Rüya Mocan Nebioğlu

Dekoratör

Doğum
-

Dekoratör, tasarımcı. Kuzguncuk’taki Pembe Yalı ya da Mocan Yalısı olarak bilinen Fethi Paşa Yalısında doğdu ve ilk gençliği burada geçti. Osmanlı’da müzeciliğin kurucusu ve diplomat Fethi Ahmet Paşa’nın torunu, milletvekili Şevket Mocan’ın ilk eşi Şemsinur Hanım’dan kızı, Nazım Hikmet'in küçük teyzesi Sare Hanım'ın üvey kızıdır. DP milletvekillerinden yazar ve fikir adamı Samet Ağaoğlu’nun oğlu ilk eşi, ünlü yayıncı Osman Nebioğlu’nun oğlu İlhan Nebioğlu ise ikinci eşidir. Haydarabat Nizamı Mükerrem Şah'ın ilk eşi olan Prenses Esra Birgen Prenses Esra Birgen             ile kuzendirler.

Kalabalık bir yalıdaki tek çocuktu. Doğduğu evde hala eski Çerkez halayıklar vardı. Arkadaki koru da onlarındı, orada babasıyla ata biner, Cemil Molla Köşkü’nden geçer, sarayın tüneline kadar giderdi. Bir kere tünelde babacığının atının ayağı kaymış, düştüğünde çok alay etmişti onunla. Babası da ona çok kızmıştı. Çiftlikleri vardı, hep hayvanlarla büyüdü, perende atan güvercinleri bile vardı.

Babasıyla annesi ayrıldıkları için yalıda yalnız kalmasın diye babası onu Anadolu Kulübü’ne yanında götürürdü. 7 yaşında yatılı okumaya başladı. Çarşambaları babası onu alır, Abdullah Efendi’de yemek yerlerdi. Babasının lokantada bir köşesi vardı, yiyecekeri yemek de bilinirdi; onlar söylemeden gelirdi.

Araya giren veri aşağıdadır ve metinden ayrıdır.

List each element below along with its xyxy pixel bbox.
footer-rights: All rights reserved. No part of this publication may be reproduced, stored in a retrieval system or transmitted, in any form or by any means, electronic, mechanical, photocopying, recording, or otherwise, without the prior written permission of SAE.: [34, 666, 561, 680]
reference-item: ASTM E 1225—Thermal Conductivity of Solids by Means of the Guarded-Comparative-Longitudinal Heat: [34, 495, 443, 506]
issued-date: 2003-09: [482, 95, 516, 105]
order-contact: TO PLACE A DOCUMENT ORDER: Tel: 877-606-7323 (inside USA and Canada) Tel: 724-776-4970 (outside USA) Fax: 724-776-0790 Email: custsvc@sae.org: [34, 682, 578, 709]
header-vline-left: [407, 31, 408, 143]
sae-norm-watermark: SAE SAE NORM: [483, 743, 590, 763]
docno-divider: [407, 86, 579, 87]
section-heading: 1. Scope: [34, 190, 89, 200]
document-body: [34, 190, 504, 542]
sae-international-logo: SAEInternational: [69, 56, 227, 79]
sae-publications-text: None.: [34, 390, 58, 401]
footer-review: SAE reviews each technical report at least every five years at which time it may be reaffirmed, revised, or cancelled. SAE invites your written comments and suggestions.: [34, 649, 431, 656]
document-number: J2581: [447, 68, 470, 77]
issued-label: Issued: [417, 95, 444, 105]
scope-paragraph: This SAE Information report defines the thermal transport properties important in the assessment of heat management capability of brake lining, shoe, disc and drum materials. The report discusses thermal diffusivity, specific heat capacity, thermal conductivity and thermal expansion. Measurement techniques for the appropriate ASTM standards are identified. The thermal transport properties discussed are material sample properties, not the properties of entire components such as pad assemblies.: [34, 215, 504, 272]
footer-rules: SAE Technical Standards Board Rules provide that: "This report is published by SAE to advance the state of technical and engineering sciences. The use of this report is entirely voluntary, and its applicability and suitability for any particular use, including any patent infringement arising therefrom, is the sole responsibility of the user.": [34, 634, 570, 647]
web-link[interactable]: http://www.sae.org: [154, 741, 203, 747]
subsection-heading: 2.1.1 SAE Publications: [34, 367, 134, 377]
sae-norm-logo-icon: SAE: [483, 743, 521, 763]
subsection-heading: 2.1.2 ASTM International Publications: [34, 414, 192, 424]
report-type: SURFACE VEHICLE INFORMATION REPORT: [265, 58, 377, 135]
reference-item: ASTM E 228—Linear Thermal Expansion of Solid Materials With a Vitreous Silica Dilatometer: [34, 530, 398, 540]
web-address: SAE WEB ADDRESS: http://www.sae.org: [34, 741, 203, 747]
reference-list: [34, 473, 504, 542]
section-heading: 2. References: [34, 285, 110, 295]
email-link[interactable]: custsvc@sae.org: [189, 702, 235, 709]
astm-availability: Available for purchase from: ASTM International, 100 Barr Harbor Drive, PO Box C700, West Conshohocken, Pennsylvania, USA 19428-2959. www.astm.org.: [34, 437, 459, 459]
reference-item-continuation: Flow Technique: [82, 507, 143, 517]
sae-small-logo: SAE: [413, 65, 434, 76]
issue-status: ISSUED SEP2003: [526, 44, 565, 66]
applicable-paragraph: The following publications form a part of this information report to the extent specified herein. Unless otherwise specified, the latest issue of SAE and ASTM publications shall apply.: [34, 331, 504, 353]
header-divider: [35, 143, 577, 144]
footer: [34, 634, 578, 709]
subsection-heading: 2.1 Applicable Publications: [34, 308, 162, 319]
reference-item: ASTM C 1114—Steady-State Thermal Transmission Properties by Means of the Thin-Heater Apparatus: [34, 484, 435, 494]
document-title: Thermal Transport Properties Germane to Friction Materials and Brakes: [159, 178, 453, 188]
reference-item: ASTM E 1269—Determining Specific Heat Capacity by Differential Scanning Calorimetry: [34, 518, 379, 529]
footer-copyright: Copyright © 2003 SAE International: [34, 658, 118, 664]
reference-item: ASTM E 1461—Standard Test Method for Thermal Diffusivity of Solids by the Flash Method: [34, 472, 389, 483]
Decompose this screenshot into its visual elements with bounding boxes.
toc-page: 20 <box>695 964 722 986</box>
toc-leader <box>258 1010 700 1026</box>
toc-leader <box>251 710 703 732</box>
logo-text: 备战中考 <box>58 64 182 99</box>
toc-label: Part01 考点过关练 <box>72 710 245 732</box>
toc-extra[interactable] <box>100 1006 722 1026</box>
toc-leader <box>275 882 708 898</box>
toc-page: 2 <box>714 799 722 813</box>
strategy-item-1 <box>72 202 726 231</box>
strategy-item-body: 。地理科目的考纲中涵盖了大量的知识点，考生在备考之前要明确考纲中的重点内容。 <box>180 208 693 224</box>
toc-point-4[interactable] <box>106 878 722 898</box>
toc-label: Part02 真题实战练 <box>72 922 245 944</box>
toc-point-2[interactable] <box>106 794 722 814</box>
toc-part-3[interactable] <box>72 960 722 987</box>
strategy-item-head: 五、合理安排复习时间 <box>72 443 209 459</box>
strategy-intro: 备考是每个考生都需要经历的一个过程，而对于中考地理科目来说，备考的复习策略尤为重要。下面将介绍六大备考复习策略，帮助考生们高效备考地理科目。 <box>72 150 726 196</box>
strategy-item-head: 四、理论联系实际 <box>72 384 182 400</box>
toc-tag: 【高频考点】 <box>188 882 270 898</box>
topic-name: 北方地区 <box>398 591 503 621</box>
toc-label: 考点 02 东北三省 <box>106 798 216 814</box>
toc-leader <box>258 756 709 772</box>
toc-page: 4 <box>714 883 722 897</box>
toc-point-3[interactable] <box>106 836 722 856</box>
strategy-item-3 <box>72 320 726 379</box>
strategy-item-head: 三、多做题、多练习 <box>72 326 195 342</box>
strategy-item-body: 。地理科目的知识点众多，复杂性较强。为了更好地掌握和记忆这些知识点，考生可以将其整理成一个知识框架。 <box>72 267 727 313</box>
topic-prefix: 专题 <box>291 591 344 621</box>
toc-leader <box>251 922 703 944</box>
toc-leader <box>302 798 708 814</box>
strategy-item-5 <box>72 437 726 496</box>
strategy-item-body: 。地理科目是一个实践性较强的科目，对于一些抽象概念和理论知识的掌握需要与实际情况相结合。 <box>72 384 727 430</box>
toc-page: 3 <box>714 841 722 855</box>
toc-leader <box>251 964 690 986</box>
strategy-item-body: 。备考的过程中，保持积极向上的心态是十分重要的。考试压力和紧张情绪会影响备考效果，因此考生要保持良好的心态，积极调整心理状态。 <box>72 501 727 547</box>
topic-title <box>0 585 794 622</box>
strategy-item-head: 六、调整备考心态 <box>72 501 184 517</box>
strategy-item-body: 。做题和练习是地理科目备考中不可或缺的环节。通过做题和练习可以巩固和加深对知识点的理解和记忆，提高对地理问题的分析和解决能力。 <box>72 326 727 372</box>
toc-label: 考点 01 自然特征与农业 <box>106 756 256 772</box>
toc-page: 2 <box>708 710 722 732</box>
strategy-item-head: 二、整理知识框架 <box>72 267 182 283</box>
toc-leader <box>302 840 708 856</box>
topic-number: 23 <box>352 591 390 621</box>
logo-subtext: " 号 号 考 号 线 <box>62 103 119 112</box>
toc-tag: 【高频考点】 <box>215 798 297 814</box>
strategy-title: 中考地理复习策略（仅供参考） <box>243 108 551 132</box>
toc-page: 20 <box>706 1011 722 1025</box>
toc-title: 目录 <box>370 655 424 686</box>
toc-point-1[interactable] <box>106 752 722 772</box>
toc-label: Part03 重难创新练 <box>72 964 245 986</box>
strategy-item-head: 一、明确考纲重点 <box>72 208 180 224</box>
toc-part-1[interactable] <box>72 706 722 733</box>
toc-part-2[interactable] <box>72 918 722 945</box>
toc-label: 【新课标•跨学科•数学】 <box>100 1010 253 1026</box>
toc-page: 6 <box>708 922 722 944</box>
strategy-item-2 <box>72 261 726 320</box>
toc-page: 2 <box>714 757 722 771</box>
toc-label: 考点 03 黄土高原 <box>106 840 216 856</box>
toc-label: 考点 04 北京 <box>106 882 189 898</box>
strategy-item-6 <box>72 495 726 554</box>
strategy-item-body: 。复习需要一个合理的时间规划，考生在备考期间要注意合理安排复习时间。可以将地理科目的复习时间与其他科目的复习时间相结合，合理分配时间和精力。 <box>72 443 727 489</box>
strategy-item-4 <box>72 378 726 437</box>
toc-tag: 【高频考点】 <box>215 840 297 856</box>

17 yaşında iken lise öğrenimi için İngiltere’ye gönderildi. Ancak bu öğrenimini sürdürmeyip İstanbul’a döndü. Aileye ait ve kendi adını taşıyan Rüya Han’ın yanında bir yere sekreterlik için başvurdu, “Aman Rüya Hanım siz çalışmazsınız” dediler. “Emin olun çalışırım” dedi, 6 aylık imza attı.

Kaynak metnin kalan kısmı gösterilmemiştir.